As DIMP and TIMP programs evolve, there is growing discussion in the natural gas industry of moving to more robust quantitative modeling approaches. This naturally leads to discussions on the data requirements of these modeling approaches with a common assumption that current data is not sufficient to fuel the data needs of these approaches. This sometimes also leads to the interim adoption of scoring or index modeling approaches while data collection initiatives are undertaken on the presumption that an Index type scoring model will accommodate the presumed lack of data. While data is critical to any risk modeling approach, the more fundamental concern is adopting the correct risk modelling approach. As shown in the discussion that follows, with the correct risk modeling approach effective risk projections can be made even in the face of significant data gaps or data quality issues.

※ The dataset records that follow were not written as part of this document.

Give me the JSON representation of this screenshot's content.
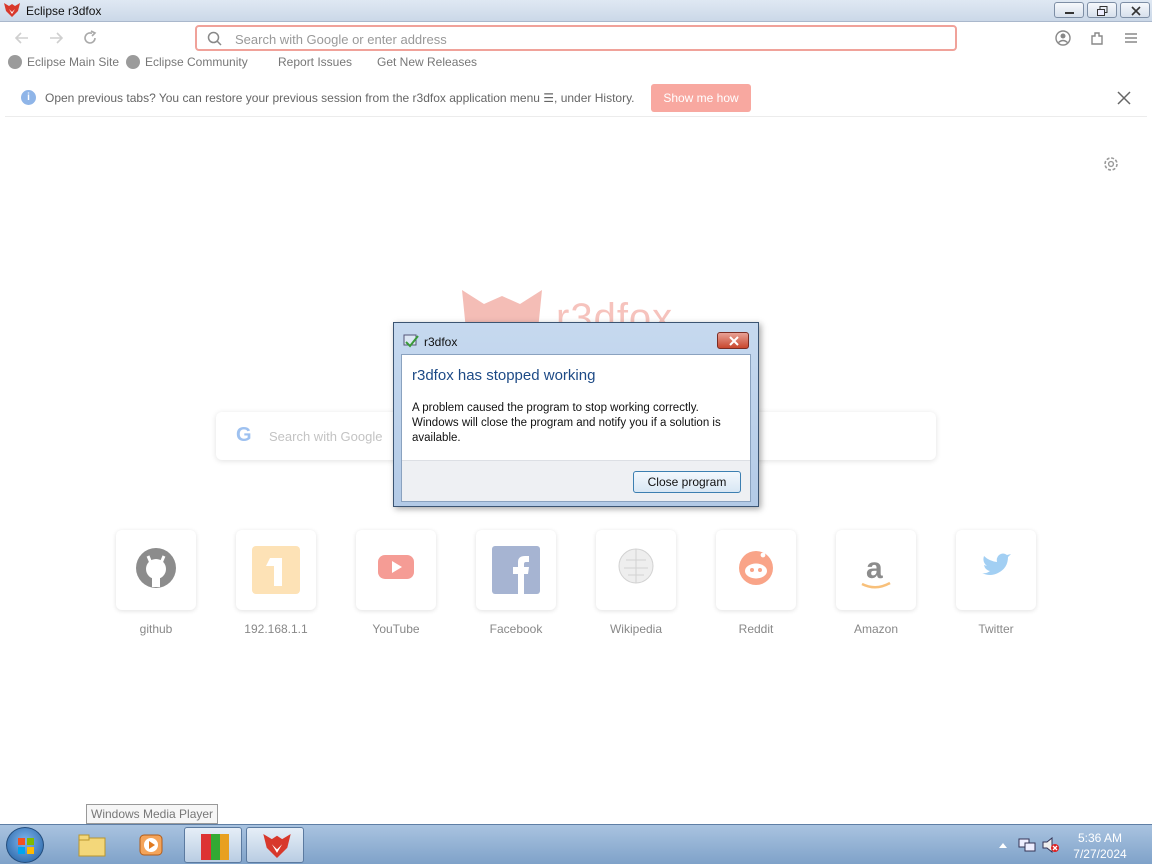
{
  "window": {
    "title": "Eclipse r3dfox"
  },
  "nav": {
    "url_placeholder": "Search with Google or enter address"
  },
  "bookmarks": [
    {
      "label": "Eclipse Main Site"
    },
    {
      "label": "Eclipse Community"
    },
    {
      "label": "Report Issues"
    },
    {
      "label": "Get New Releases"
    }
  ],
  "notice": {
    "message": "Open previous tabs? You can restore your previous session from the r3dfox application menu ☰, under History.",
    "button": "Show me how"
  },
  "newtab": {
    "logo_text": "r3dfox",
    "search_placeholder": "Search with Google",
    "tiles": [
      {
        "label": "github",
        "icon": "github-icon"
      },
      {
        "label": "192.168.1.1",
        "icon": "router-tile-icon"
      },
      {
        "label": "YouTube",
        "icon": "youtube-icon"
      },
      {
        "label": "Facebook",
        "icon": "facebook-icon"
      },
      {
        "label": "Wikipedia",
        "icon": "wikipedia-icon"
      },
      {
        "label": "Reddit",
        "icon": "reddit-icon"
      },
      {
        "label": "Amazon",
        "icon": "amazon-icon"
      },
      {
        "label": "Twitter",
        "icon": "twitter-icon"
      }
    ]
  },
  "dialog": {
    "title": "r3dfox",
    "heading": "r3dfox has stopped working",
    "body": "A problem caused the program to stop working correctly. Windows will close the program and notify you if a solution is available.",
    "button": "Close program"
  },
  "taskbar": {
    "tooltip": "Windows Media Player",
    "time": "5:36 AM",
    "date": "7/27/2024"
  },
  "colors": {
    "accent": "#f0a29a",
    "dialog_heading": "#1d4a86"
  }
}
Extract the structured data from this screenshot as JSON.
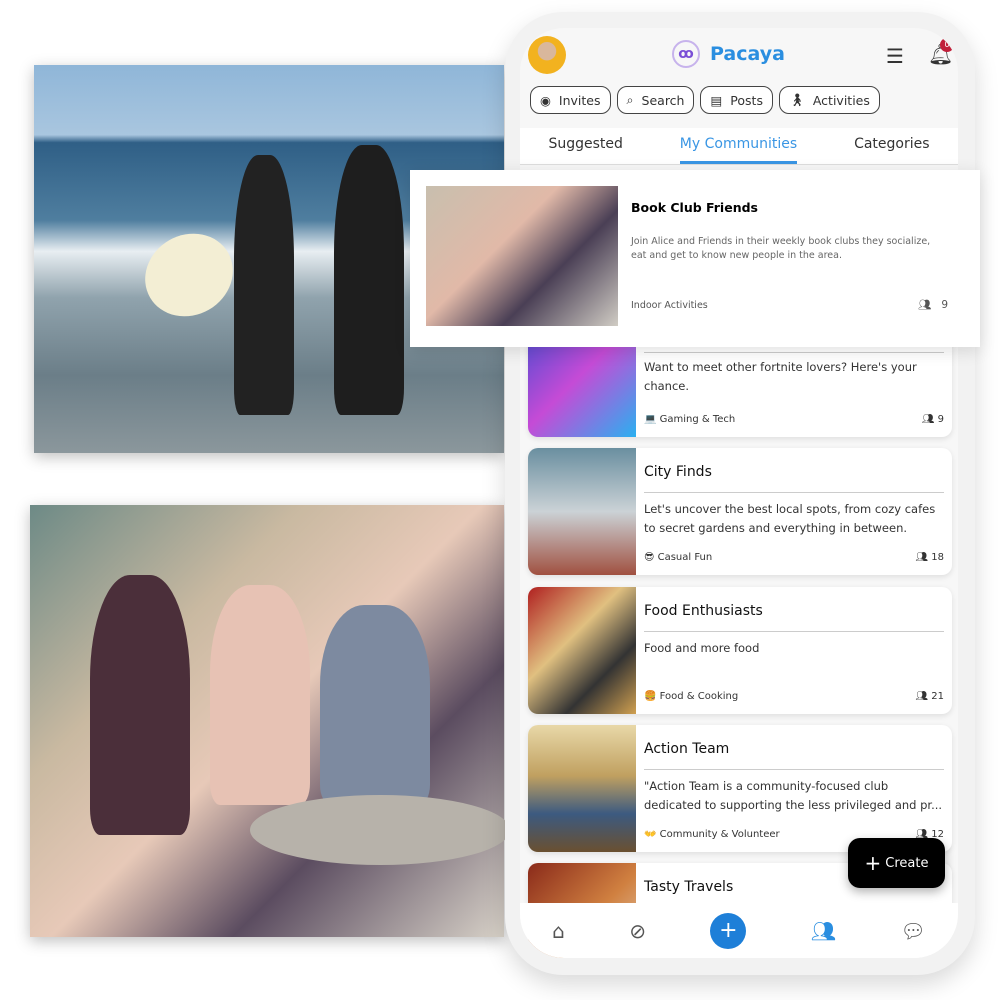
{
  "app": {
    "name": "Pacaya",
    "notification_count": "0"
  },
  "header": {
    "chips": [
      {
        "label": "Invites",
        "icon": "bell-circle-icon"
      },
      {
        "label": "Search",
        "icon": "search-icon"
      },
      {
        "label": "Posts",
        "icon": "newspaper-icon"
      },
      {
        "label": "Activities",
        "icon": "hiker-icon"
      }
    ]
  },
  "tabs": [
    {
      "label": "Suggested"
    },
    {
      "label": "My Communities",
      "active": true
    },
    {
      "label": "Categories"
    }
  ],
  "featured": {
    "title": "Book Club Friends",
    "description": "Join Alice and Friends in their weekly book clubs they socialize, eat and get to know new people in the area.",
    "category": "Indoor Activities",
    "members": "9"
  },
  "communities": [
    {
      "title": "",
      "description": "Want to meet other  fortnite lovers? Here's your chance.",
      "category": "💻 Gaming & Tech",
      "members": "9"
    },
    {
      "title": "City Finds",
      "description": "Let's uncover the best local spots, from cozy cafes to secret gardens and everything in between.",
      "category": "😎 Casual Fun",
      "members": "18"
    },
    {
      "title": "Food Enthusiasts",
      "description": "Food and more food",
      "category": "🍔 Food & Cooking",
      "members": "21"
    },
    {
      "title": "Action Team",
      "description": "\"Action Team is a community-focused club dedicated to supporting the less privileged and pr...",
      "category": "👐 Community & Volunteer",
      "members": "12"
    },
    {
      "title": "Tasty Travels",
      "description": "",
      "category": "",
      "members": ""
    }
  ],
  "fab": {
    "label": "Create"
  },
  "nav": [
    "home-icon",
    "compass-icon",
    "plus-icon",
    "community-icon",
    "chat-icon"
  ],
  "colors": {
    "accent": "#2a8ee0",
    "fab": "#000000",
    "badge": "#c0203a",
    "nav_plus": "#1e7fd8"
  }
}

The Importance of the Right Structure

The critical component of having a useful risk modelling approach is having the right structure for the modeling approach. Regardless of the available data, if the right structure for the risk modeling approach is not used the risk model outputs will be useless. We are all familiar with GIGO – garbage in means garbage out. The issue is more fundamental than this though. Even if perfect data is available, if the data are not processed correctly there will still be garbage out.

So how can it be ensured that the right risk modeling structure is employed – ensure that the data that is available are processed correctly? The first step is to consider the requirements that are imposed on the risk modeling approach by external factors. As shown in Figure 1, every model is composed of essentially three components: 1. the model inputs (the factors or data), 2. the processor (where the data is manipulated), and 3. the model outputs.

For each of these three components there are requirements imposed on the risk modeling approach by the objectives of the integrity management program and there are basic risk modeling rules and math and logic rules (imposed by the rules of mathematics). These requirements apply regardless of the type of risk modeling approach (i.e. Quantitative or Index). Unfortunately they are often overlooked, or rationalized away, in favor of adopting a modeling approach that can handle the presumed lack of data.

For example, Key Stakeholder Objectives impose requirements on the risk model outputs (e.g. if there are corporate objectives around health and safety, health and safety measures need to be part of the model output). The objectives of the integrity management program also impose constraints on the model outputs (e.g. financial optimization of integrity management programs requires risk model output to be in financial terms (or risk units) and for the risk benefit of mitigations to be captured in the risk models in financial terms (or risk units)). Regulatory requirements (e.g. address all threats) and evolving regulator expectations (e.g. the move to quantitative approaches to risk) also impose requirements on the structure of the risk modeling approach.

Figure 1: Requirements of a Risk Modeling

Figure 1: Requirements of a Risk Modeling

There are similar requirements on the ’Processor’ (or how we do the math) that are imposed by the ‘rules’ of risk modeling and math and logic rules. As discussed in more detail in the section Why Many Risk Models Fail, a simple grade four math rule is violated by many risk modeling structures (particularly Index type approaches) that results in completely false risk model outputs.

The available data is, of course, also a critical component in terms of how the risk modelling approach is structured as it dictates the inputs we have for modeling. It is, however, only one consideration out of many and can be addressed with careful modeling structure. In fact, the very absence of data is a key justification to move to quantitative risk modeling – not the reverse.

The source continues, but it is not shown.